Al principio la mayoría de los habitantes de Altos de la Cascada nos solidarizamos con ella, la visitábamos, la invitábamos a nuestras casas e intentábamos, tal vez tercamente, incluirla en programas absurdos. Como la fiesta de disfraces en la casa de los Andrade, donde Carmen terminó llorando en un rincón detrás de su careta de Cleopatra mientras todos bailaban el "Aserejé". O el fin de semana largo que los Pérez Ayerra se empecinaron en que fuera con ellos en su barco a Colonia Suiza, sabiendo que ella vomitaba en cuanto abandonaba tierra firme.

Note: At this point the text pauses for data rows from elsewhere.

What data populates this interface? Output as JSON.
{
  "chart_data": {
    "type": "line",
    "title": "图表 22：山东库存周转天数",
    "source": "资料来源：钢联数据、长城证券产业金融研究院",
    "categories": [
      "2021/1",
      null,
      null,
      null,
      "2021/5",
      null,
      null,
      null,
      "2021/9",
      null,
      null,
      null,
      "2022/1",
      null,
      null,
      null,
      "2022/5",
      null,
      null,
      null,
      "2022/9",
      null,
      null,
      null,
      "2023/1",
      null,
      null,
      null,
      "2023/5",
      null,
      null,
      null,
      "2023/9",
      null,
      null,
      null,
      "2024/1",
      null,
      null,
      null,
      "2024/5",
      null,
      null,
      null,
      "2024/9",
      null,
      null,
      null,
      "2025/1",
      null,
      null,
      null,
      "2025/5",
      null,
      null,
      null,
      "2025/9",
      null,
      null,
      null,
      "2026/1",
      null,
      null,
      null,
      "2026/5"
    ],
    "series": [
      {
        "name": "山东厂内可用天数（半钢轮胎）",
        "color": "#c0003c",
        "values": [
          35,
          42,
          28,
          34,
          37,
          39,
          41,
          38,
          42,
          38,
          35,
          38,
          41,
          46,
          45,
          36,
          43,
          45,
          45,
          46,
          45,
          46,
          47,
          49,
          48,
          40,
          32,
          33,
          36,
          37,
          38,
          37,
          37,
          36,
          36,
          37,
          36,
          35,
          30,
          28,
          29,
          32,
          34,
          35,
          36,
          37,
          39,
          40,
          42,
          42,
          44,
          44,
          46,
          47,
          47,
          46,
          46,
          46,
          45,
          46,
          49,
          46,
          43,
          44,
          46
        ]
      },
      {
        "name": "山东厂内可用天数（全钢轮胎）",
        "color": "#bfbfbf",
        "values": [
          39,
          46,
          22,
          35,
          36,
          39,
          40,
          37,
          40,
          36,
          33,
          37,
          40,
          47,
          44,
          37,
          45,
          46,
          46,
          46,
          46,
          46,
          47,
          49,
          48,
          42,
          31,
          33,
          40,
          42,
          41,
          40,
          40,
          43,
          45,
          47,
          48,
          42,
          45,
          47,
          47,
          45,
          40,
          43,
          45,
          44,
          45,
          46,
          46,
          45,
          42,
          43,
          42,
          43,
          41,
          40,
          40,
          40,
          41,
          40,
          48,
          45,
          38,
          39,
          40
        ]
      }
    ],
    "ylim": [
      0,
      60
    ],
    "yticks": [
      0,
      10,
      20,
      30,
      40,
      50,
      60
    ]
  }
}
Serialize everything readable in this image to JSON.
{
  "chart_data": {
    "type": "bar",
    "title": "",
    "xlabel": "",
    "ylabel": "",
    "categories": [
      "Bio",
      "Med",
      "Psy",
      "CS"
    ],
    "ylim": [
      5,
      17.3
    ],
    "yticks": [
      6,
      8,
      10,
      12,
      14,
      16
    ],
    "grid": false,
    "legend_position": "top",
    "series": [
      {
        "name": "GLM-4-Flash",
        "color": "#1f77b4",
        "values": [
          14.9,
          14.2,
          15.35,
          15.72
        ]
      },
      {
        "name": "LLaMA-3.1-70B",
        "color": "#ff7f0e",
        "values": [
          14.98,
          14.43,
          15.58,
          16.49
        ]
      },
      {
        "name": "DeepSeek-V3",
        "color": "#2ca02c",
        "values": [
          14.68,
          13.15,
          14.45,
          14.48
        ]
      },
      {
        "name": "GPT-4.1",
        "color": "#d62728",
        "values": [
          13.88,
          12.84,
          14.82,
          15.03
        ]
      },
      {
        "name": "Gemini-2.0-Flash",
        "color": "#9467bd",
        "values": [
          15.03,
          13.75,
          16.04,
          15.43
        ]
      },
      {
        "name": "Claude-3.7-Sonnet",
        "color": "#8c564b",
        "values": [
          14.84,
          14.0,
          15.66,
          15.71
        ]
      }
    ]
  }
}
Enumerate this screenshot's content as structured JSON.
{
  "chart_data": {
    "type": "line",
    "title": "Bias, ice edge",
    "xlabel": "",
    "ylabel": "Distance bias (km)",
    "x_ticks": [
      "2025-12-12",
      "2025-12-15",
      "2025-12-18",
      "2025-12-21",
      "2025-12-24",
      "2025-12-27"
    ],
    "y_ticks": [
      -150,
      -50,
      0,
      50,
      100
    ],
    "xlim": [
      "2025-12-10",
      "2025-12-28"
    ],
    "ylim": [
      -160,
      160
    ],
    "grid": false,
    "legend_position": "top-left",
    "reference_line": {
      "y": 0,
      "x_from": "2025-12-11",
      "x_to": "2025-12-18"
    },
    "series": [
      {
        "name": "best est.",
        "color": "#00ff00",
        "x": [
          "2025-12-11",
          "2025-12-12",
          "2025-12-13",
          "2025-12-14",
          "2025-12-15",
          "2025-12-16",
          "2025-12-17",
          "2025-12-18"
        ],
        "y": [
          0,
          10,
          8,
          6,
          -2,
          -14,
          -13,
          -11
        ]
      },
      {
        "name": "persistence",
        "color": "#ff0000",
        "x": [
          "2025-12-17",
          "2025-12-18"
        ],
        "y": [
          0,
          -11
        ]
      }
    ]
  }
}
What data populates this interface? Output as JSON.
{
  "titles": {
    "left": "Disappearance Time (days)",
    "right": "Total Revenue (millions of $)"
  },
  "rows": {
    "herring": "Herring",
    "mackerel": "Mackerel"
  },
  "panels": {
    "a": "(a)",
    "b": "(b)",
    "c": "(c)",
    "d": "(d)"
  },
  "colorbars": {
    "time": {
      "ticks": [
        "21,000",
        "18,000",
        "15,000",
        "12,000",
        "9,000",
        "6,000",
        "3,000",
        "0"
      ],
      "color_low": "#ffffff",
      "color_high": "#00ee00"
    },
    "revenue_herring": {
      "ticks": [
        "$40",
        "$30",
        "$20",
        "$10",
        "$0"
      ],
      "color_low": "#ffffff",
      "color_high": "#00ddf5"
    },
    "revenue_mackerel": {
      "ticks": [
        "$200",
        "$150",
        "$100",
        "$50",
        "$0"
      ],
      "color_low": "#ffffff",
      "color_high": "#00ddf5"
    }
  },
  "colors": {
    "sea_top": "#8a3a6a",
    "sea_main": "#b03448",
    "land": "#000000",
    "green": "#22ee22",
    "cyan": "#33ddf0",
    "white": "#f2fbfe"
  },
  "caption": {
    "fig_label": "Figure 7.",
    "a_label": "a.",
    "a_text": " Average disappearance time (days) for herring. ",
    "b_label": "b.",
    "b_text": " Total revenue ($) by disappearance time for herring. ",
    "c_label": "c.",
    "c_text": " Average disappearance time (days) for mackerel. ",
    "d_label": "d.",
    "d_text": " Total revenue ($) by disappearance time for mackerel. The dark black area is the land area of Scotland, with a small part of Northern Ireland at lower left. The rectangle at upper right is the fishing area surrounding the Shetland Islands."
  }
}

Alfredo Insúa la había dejado después de veinte años de matrimonio y varios de infidelidades estoicamente soportadas por ella, sola, con dos hijos mellizos adolescentes que en cuanto terminaran el colegio también la abandonarían. La dejó por la secretaria de su socio, para no ser tan obvio. Todos empezamos diciendo "qué hijo de puta, Alfredo". Pero pasaron las primeras semanas y algunos maridos que se seguían encontrando con él por negocios, un día replicaron "hay que escuchar las dos campanas". "Hay que bancarse una borracha en la casa." "A lo mejor se emborrachaba para soportar las cagadas de Alfredo." "¿Qué cagadas?" Al poco tiempo Alfredo volvía a Los Altos a jugar al golf o al tenis con alguno de nosotros, o a eventos en alguna casa donde ese día nos cuidábamos de no invitar a Carmen. A los dos o tres meses de la separación sólo las mujeres decían "qué hijo de puta, Alfredo", mientras que los hombres callaban. Hasta que un día no lo dijo nadie. Y otro día, en ruedas de hombres, mientras fatigaban una pelotita de golfo tomaban algo después de un partido de tenis, se empezó a escuchar: "Qué bien la hizo Alfredo". Fue poco tiempo después de que presentó a su nueva mujer en sociedad, una chica de menos de treinta años, agradable, linda, simpática, "y con un par de tetas que rajan la tierra", bromeó alguno de nosotros. La llevó un fin de semana a Colonia, en el barco de los mismos amigos donde Carmen había vomitado unos meses atrás. Y la nueva no vomitó. A partir de ese viaje, Alfredo y su nueva pareja aparecieron cada vez más seguido en las reuniones de La Cascada, mientras Carmen se recluía en su casa. Hasta que casi no se la vio.

Fue entonces cuando todos empezamos a hablar de la depresión de Carmen. "No sé si no era mejor cuando tomaba." Y Alfredo logró sin demasiado esfuerzo y con la excusa de la depresión que los chicos se fueran a vivir con él. Carmen quedó en esa casa sola. Una casa tan grande como siempre había sido, pero vacía de muebles, vacía de cosas en la heladera, vacía de voces y peleas. Regaló vajilla, cubiertos, varios muebles. Dicen los pocos que volvieron a entrar en su casa que en el living lo único que quedaba era un cuadro amarillo de una mujer desnuda en una canoa. Algunos temimos que si Carmen cometía una locura, recién nos enteraríamos cuando la casa despidiera olor a podrido. Porque las mucamas también la abandonaban. Más rápido que antes. Aunque Alfredo, que pasó a ser "pobre Alfredo", siempre mandaba a otra que le garantizara que no recibiría una noticia inoportuna.